This afternoon three bruised and battered children and I returned from a catch up at the park with some friends. The smallest two in particular looked like they had been caught up in a brawl, and I had barely caught up with the friends I went to see.
I have spent a large proportion of the last 4.5 years in various parks and, looking back on it, I would say my time as a park-using-mum divides into three clear stages.
STAGE 1: Park with small baby
I spent a lot of time at the park as a first time mum. Not particularly for my baby’s benefit, but because it was an easy baby-friendly place with a cafe where I could meet with my mum friends. In the earliest days our babies would sleep and feed while we drank coffee and took it in turns to cry over how hard looking after a small human was actually turning out to be. But, as hard as it seemed at the time, we were actually sitting down, eating cake and conversing – all of which rarely happen now. We actually used to lay our babies down on big mats and take photos of them. Little did we know, as shell-shocked and sleep deprived new mums, how much harder our trips to the park would become as our little people started moving and as we started to produce more of them.
As the eldest boy got bigger, trips to the park were for his benefit rather than just my own. I was hugely grateful for the swings which were an essential distraction from teething pain when my boy was drooling and grumpy. And whilst I might not have appreciated it at the time, I was in control – he went on the swings because I put him on the swings, and he couldn’t get himself anywhere else.
STAGE 2: Park with toddler and babies
Now eldest boy could properly enjoy the park, and there was no time for me to enjoy the experience of coffee, cake and sobbing on friends’ shoulders while the new babies slept. There are no photos of them laid out on a mat with their friends. In fact, it took us at least a year to put any photos up of them in our house at all. Second/third siblings get a raw deal.
When they started showing an interest in the swings, I did my best to ignore it for as long as possible – they could have some extra snacks and stay in that pushchair for a while longer. Pushing two swings whilst supervising a toddler just seemed like a step too far.
STAGE 3: Park with two 2 year olds and a 4 year old
For this, I need to have all my wits about me and be at peak physical fitness. First rule – the smaller the playground the better. All boys can run, at speed, to their piece of equipment of choice. I am frequently forced to make difficult decisions: who to save first – the boy who’s about to be flung off the roundabout, or the one who’s about to run in front of the swings? I just have to hope for the best with the third boy who’s about to launch himself onto the monkey bars.
Each boy requires constant input from me – I am doing circuits of the playground pushing swings, roundabouts and lifting boys onto fire engines.

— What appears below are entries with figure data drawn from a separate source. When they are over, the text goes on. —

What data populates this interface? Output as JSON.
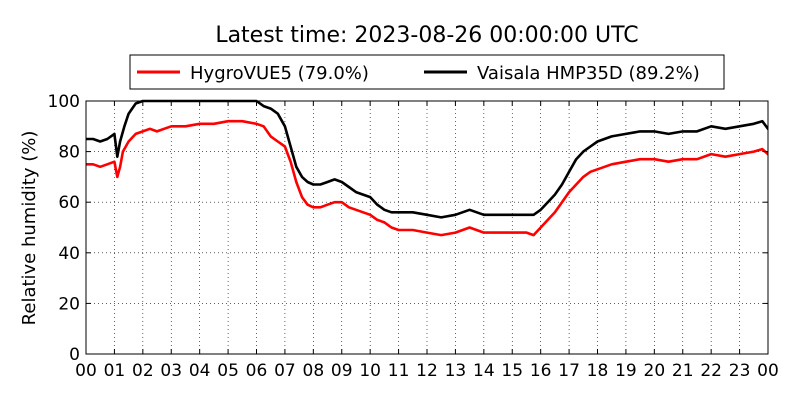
{
  "chart_data": {
    "type": "line",
    "title": "Latest time: 2023-08-26 00:00:00 UTC",
    "xlabel": "",
    "ylabel": "Relative humidity (%)",
    "xlim": [
      0,
      24
    ],
    "ylim": [
      0,
      100
    ],
    "yticks": [
      "0",
      "20",
      "40",
      "60",
      "80",
      "100"
    ],
    "xticks": [
      "00",
      "01",
      "02",
      "03",
      "04",
      "05",
      "06",
      "07",
      "08",
      "09",
      "10",
      "11",
      "12",
      "13",
      "14",
      "15",
      "16",
      "17",
      "18",
      "19",
      "20",
      "21",
      "22",
      "23",
      "00"
    ],
    "grid": true,
    "legend_position": "top",
    "series": [
      {
        "name": "HygroVUE5 (79.0%)",
        "color": "#ff0000",
        "x": [
          0,
          0.25,
          0.5,
          0.75,
          1.0,
          1.1,
          1.2,
          1.3,
          1.5,
          1.75,
          2.0,
          2.25,
          2.5,
          2.75,
          3.0,
          3.5,
          4.0,
          4.5,
          5.0,
          5.5,
          6.0,
          6.25,
          6.5,
          6.75,
          7.0,
          7.2,
          7.4,
          7.6,
          7.8,
          8.0,
          8.25,
          8.5,
          8.75,
          9.0,
          9.25,
          9.5,
          9.75,
          10.0,
          10.25,
          10.5,
          10.75,
          11.0,
          11.5,
          12.0,
          12.5,
          13.0,
          13.5,
          14.0,
          14.5,
          15.0,
          15.5,
          15.75,
          16.0,
          16.25,
          16.5,
          16.75,
          17.0,
          17.25,
          17.5,
          17.75,
          18.0,
          18.5,
          19.0,
          19.5,
          20.0,
          20.5,
          21.0,
          21.5,
          22.0,
          22.5,
          23.0,
          23.5,
          23.8,
          24.0
        ],
        "values": [
          75,
          75,
          74,
          75,
          76,
          70,
          74,
          80,
          84,
          87,
          88,
          89,
          88,
          89,
          90,
          90,
          91,
          91,
          92,
          92,
          91,
          90,
          86,
          84,
          82,
          76,
          68,
          62,
          59,
          58,
          58,
          59,
          60,
          60,
          58,
          57,
          56,
          55,
          53,
          52,
          50,
          49,
          49,
          48,
          47,
          48,
          50,
          48,
          48,
          48,
          48,
          47,
          50,
          53,
          56,
          60,
          64,
          67,
          70,
          72,
          73,
          75,
          76,
          77,
          77,
          76,
          77,
          77,
          79,
          78,
          79,
          80,
          81,
          79
        ]
      },
      {
        "name": "Vaisala HMP35D (89.2%)",
        "color": "#000000",
        "x": [
          0,
          0.25,
          0.5,
          0.75,
          1.0,
          1.1,
          1.2,
          1.35,
          1.5,
          1.75,
          2.0,
          2.25,
          2.5,
          2.75,
          3.0,
          3.5,
          4.0,
          4.5,
          5.0,
          5.5,
          6.0,
          6.25,
          6.5,
          6.75,
          7.0,
          7.2,
          7.4,
          7.6,
          7.8,
          8.0,
          8.25,
          8.5,
          8.75,
          9.0,
          9.25,
          9.5,
          9.75,
          10.0,
          10.25,
          10.5,
          10.75,
          11.0,
          11.5,
          12.0,
          12.5,
          13.0,
          13.5,
          14.0,
          14.5,
          15.0,
          15.5,
          15.75,
          16.0,
          16.25,
          16.5,
          16.75,
          17.0,
          17.25,
          17.5,
          17.75,
          18.0,
          18.5,
          19.0,
          19.5,
          20.0,
          20.5,
          21.0,
          21.5,
          22.0,
          22.5,
          23.0,
          23.5,
          23.8,
          24.0
        ],
        "values": [
          85,
          85,
          84,
          85,
          87,
          78,
          84,
          90,
          95,
          99,
          100,
          100,
          100,
          100,
          100,
          100,
          100,
          100,
          100,
          100,
          100,
          98,
          97,
          95,
          90,
          82,
          74,
          70,
          68,
          67,
          67,
          68,
          69,
          68,
          66,
          64,
          63,
          62,
          59,
          57,
          56,
          56,
          56,
          55,
          54,
          55,
          57,
          55,
          55,
          55,
          55,
          55,
          57,
          60,
          63,
          67,
          72,
          77,
          80,
          82,
          84,
          86,
          87,
          88,
          88,
          87,
          88,
          88,
          90,
          89,
          90,
          91,
          92,
          89
        ]
      }
    ]
  }
}
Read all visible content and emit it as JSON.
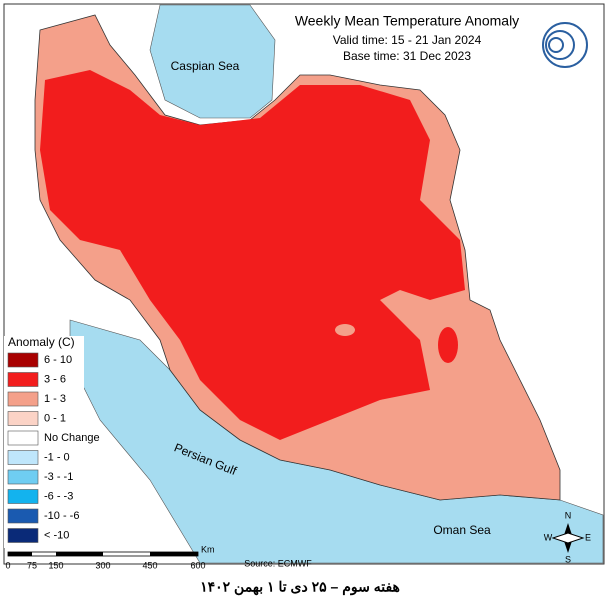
{
  "header": {
    "title": "Weekly Mean Temperature Anomaly",
    "valid_time": "Valid time: 15 - 21 Jan 2024",
    "base_time": "Base time: 31 Dec 2023"
  },
  "labels": {
    "caspian": "Caspian Sea",
    "gulf": "Persian Gulf",
    "oman": "Oman Sea"
  },
  "legend": {
    "title": "Anomaly (C)",
    "items": [
      {
        "label": "6 - 10",
        "color": "#a80000"
      },
      {
        "label": "3 - 6",
        "color": "#f21d1d"
      },
      {
        "label": "1 - 3",
        "color": "#f4a08a"
      },
      {
        "label": "0 - 1",
        "color": "#fbd3c6"
      },
      {
        "label": "No Change",
        "color": "#ffffff"
      },
      {
        "label": "-1 - 0",
        "color": "#bfe6fb"
      },
      {
        "label": "-3 - -1",
        "color": "#6fcdf2"
      },
      {
        "label": "-6 - -3",
        "color": "#13b3ee"
      },
      {
        "label": "-10 - -6",
        "color": "#1a5ab0"
      },
      {
        "label": "< -10",
        "color": "#0a2a78"
      }
    ]
  },
  "scale": {
    "labels": [
      "0",
      "75",
      "150",
      "300",
      "450",
      "600"
    ],
    "unit": "Km"
  },
  "source": "Source: ECMWF",
  "compass": {
    "n": "N",
    "s": "S",
    "e": "E",
    "w": "W"
  },
  "footer": "هفته سوم – ۲۵ دی تا ۱ بهمن ۱۴۰۲"
}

I often feel the designers of park equipment are trying to keep us parents on our toes by deliberately designing hazardous equipment. We recently came across this climbing frame which starts off entirely suitable for toddlers – my 2 year olds competently climbed the ladder and made their way happily across the bridge, to find themselves then faced with a sheer drop on THREE sides. Seriously – WHO thought that was a good idea?
This innocent looking fire engine has been the cause of many tears and tantrums from my boys – in fact, the very thought of it used to put me off going to this particular playground all together. I have seen children pushing, shoving and climbing on each other in a bid to get to their dream seat. I have dragged inconsolable boys off it, explaining that they need to let someone else have a turn and threatening that we will never, ever return to this park if their behaviour continues. Why all the fuss? Because the driver’s seat has a little wooden steering wheel. A simple suggestion for the designers of such equipment – how about equipping each seat with a steering wheel? I know it’s not as realistic, but neither is a fire engine with scramble nets and a slide. Let’s face it, no toddler wants to sit in the passenger seat. And how about a couple more seats too? And where are the steps to help smaller children actually get up onto this in the first place so that I can go and rescue my other child who’s just been flung off the roundabout?
I am certain there is someone out there determined to make things even more difficult for parents than they are already. The same person who designed the playground gates which 2 year olds can open, adding ‘escaping child’ to your list of things to watch out for in the park.